Blair served as British Prime Minister between 1997-2007, and led the Labor party for 13 years. Blair said he is certain that the general British public is not at all anti-Semitic, and that Labor had to make it clear that anti-Jewish sentiment in party ranks cannot be tolerated.

“I’m extremely sad about it, and anxious about it, and also very determined that the Labor Party should take the action necessary. There should be zero tolerance towards it. It’s one of these things that if you allow it to take root at all within a political party, it’s hard then to uproot it. This is a situation, frankly, I could not even have imagined when I was leader of the Labour Party,” he said.
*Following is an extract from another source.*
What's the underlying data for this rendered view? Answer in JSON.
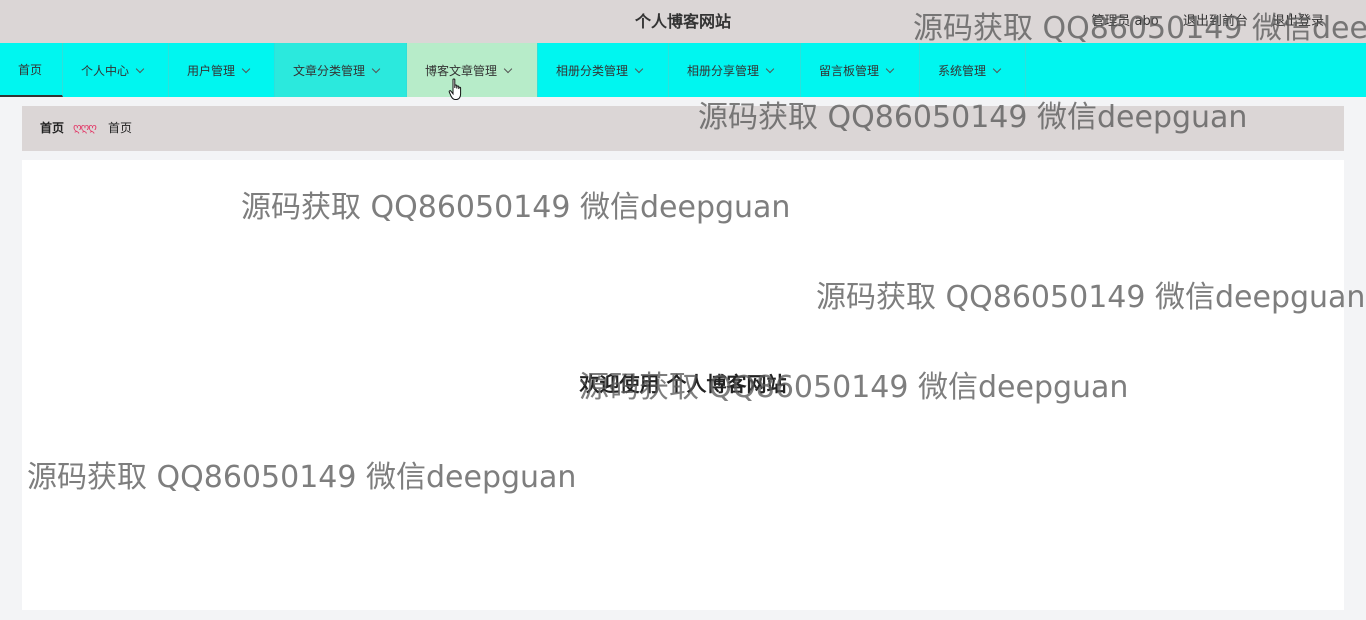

Blair told Channel 10, “I’m distressed on behalf of the Jewish community. I’m afraid it is a problem. The leadership has now said that they’re going to take the necessary action. But they really need to do that. The progressive part of British politics has got to get away from this notion of criticizing the whole concept of Zionism. This is a danger because it so easily trends into anti-Semitism.”

Trying to explain how anti-Semitism has seeped into Labour, Blair said, “The difficulty is that there is a lot of popular anger at the state of things all over Western politics today. People look for causes or issues upon which they can attach blame.” Blair then warned, “It’s important that the Labour Party makes it very clear that these sentiments are completely against everything that we stand for as a country and everything that we pride ourselves on as a community.”

The issue of anti-Semitism in the Labour party returned to the headlines on Sunday, when a former speaker of the House of Commons Michael Martin demanded a special party conference to discuss the issue and warned that anti-Semitism could cost the party the next election. Martin told The Guardian newspaper, “If you ran a restaurant, and it was dirty and there were cockroaches, you wouldn’t get away with saying ‘The restaurant down the road is dirty and has cockroaches too.’ You would be expected to sort out the problem.” Martin disagreed with those who said the issue of anti-Semitism was being used in an effort to rid the party of its leader Jeremy Corbyn.

On March 26, about 1,500 protesters, including British Jewish leaders, gathered outside Britain’s Houses of Parliament to protest anti-Semitism in the UK Labour party. The slogan they chanted was, “Enough is enough.”